Alice, from points unknown, noted that chicory was “a neighborhood eyesore in New England.”

To be fair, she started off with an enthusiastic compliment, explaining “I adore the blue blossoms of all the chicory in my unkempt wild yard, the plant’s presence proving that what appears abandoned and lost, might, if let be, return to life.”  

She continued with this intriguing switchback of feelings: “When not in bloom, the plants definitely look like there is an invasion of the triffids.”

In all of my years as a naturalist and observer of nature, I had never come across a triffid. Maybe that should be the subject of an article.  However, a bit of research shows that a triffid is actually a figure of someone’s imagination. Author John Wyndham created this literal flower for his 1951 novel, Day of the Triffids, and it was described as a large and mobile carnivorous plant.
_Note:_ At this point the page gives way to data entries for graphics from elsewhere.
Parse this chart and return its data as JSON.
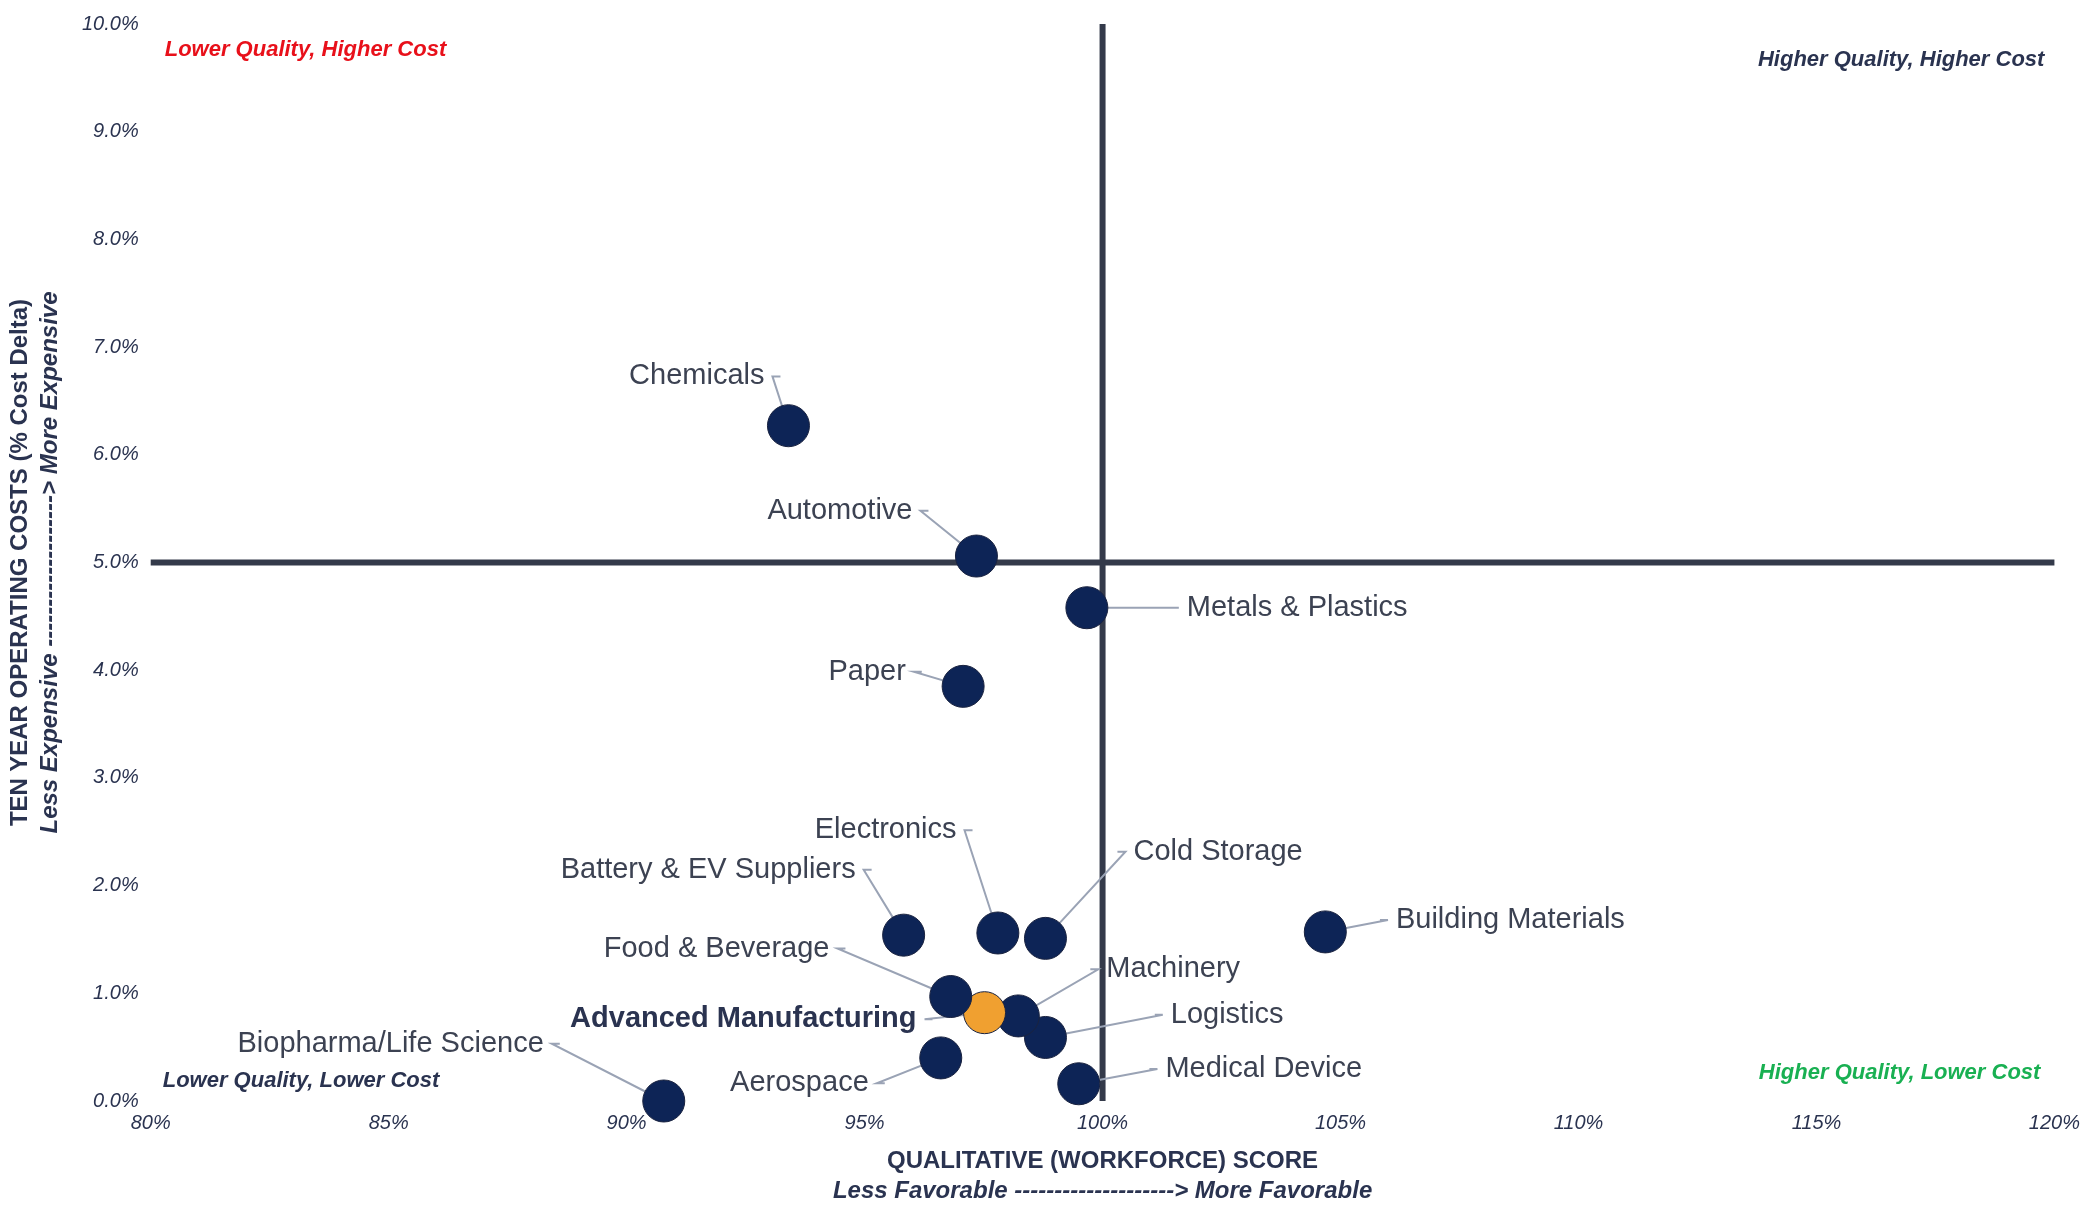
{
  "chart_data": {
    "type": "scatter",
    "xlabel": "QUALITATIVE (WORKFORCE) SCORE\nLess Favorable --------------------> More Favorable",
    "ylabel": "TEN YEAR OPERATING COSTS (% Cost Delta)\nLess Expensive -------------------> More Expensive",
    "xlim": [
      80,
      120
    ],
    "xticks": [
      {
        "value": 80,
        "label": "80%"
      },
      {
        "value": 85,
        "label": "85%"
      },
      {
        "value": 90,
        "label": "90%"
      },
      {
        "value": 95,
        "label": "95%"
      },
      {
        "value": 100,
        "label": "100%"
      },
      {
        "value": 105,
        "label": "105%"
      },
      {
        "value": 110,
        "label": "110%"
      },
      {
        "value": 115,
        "label": "115%"
      },
      {
        "value": 120,
        "label": "120%"
      }
    ],
    "ylim": [
      0,
      10
    ],
    "yticks": [
      {
        "value": 0,
        "label": "0.0%"
      },
      {
        "value": 1,
        "label": "1.0%"
      },
      {
        "value": 2,
        "label": "2.0%"
      },
      {
        "value": 3,
        "label": "3.0%"
      },
      {
        "value": 4,
        "label": "4.0%"
      },
      {
        "value": 5,
        "label": "5.0%"
      },
      {
        "value": 6,
        "label": "6.0%"
      },
      {
        "value": 7,
        "label": "7.0%"
      },
      {
        "value": 8,
        "label": "8.0%"
      },
      {
        "value": 9,
        "label": "9.0%"
      },
      {
        "value": 10,
        "label": "10.0%"
      }
    ],
    "grid": false,
    "legend": false,
    "marker": "circle",
    "series": [
      {
        "name": "Chemicals",
        "color": "#0d2456",
        "x": [
          93.4
        ],
        "values": [
          6.27
        ]
      },
      {
        "name": "Automotive",
        "color": "#0d2456",
        "x": [
          97.35
        ],
        "values": [
          5.06
        ]
      },
      {
        "name": "Metals & Plastics",
        "color": "#0d2456",
        "x": [
          99.67
        ],
        "values": [
          4.58
        ]
      },
      {
        "name": "Paper",
        "color": "#0d2456",
        "x": [
          97.07
        ],
        "values": [
          3.85
        ]
      },
      {
        "name": "Battery & EV Suppliers",
        "color": "#0d2456",
        "x": [
          95.82
        ],
        "values": [
          1.54
        ]
      },
      {
        "name": "Electronics",
        "color": "#0d2456",
        "x": [
          97.8
        ],
        "values": [
          1.56
        ]
      },
      {
        "name": "Cold Storage",
        "color": "#0d2456",
        "x": [
          98.8
        ],
        "values": [
          1.51
        ]
      },
      {
        "name": "Building Materials",
        "color": "#0d2456",
        "x": [
          104.68
        ],
        "values": [
          1.57
        ]
      },
      {
        "name": "Food & Beverage",
        "color": "#0d2456",
        "x": [
          96.81
        ],
        "values": [
          0.97
        ]
      },
      {
        "name": "Advanced Manufacturing",
        "color": "#f0a030",
        "x": [
          97.52
        ],
        "values": [
          0.82
        ]
      },
      {
        "name": "Machinery",
        "color": "#0d2456",
        "x": [
          98.23
        ],
        "values": [
          0.79
        ]
      },
      {
        "name": "Logistics",
        "color": "#0d2456",
        "x": [
          98.8
        ],
        "values": [
          0.59
        ]
      },
      {
        "name": "Aerospace",
        "color": "#0d2456",
        "x": [
          96.6
        ],
        "values": [
          0.4
        ]
      },
      {
        "name": "Medical Device",
        "color": "#0d2456",
        "x": [
          99.5
        ],
        "values": [
          0.16
        ]
      },
      {
        "name": "Biopharma/Life Science",
        "color": "#0d2456",
        "x": [
          90.78
        ],
        "values": [
          0.0
        ]
      }
    ],
    "ref_lines": [
      {
        "axis": "x",
        "value": 100,
        "color": "#343a4a"
      },
      {
        "axis": "y",
        "value": 5,
        "color": "#343a4a"
      }
    ],
    "annotations": [
      "Lower Quality, Higher Cost",
      "Higher Quality, Higher Cost",
      "Lower Quality, Lower Cost",
      "Higher Quality, Lower Cost"
    ]
  }
}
The word triffid comes from “trifid,” which is Latin for split into three or threefold and describes the plant’s leglike roots.

Triffids have persisted in literature and media (if not in the wild), with a film adaptation in 1962, a television series in 1981, and another TV reprise in 2009. Each version had its own story, with the triffid being an extraterrestrial, a creation of Soviet biologists, or a naturally occurring African species altered to provide a substitute to fossil fuels that will avert global warming.

That triffid, imaginary or inspirational, could turn this whole world around and save us from ourselves through its battling of climate change.  Hope is back, though it isn’t in this case a thing with wings. It can be found not only in a fictional fauna, but also in those very real, persistent petals of blue in your own backyard.

Suzan Bellincampi is director of the Felix Neck Wildlife Sanctuary in Edgartown, and author of Martha’s Vineyard: A Field Guide to Island Nature and The Nature of Martha’s Vineyard.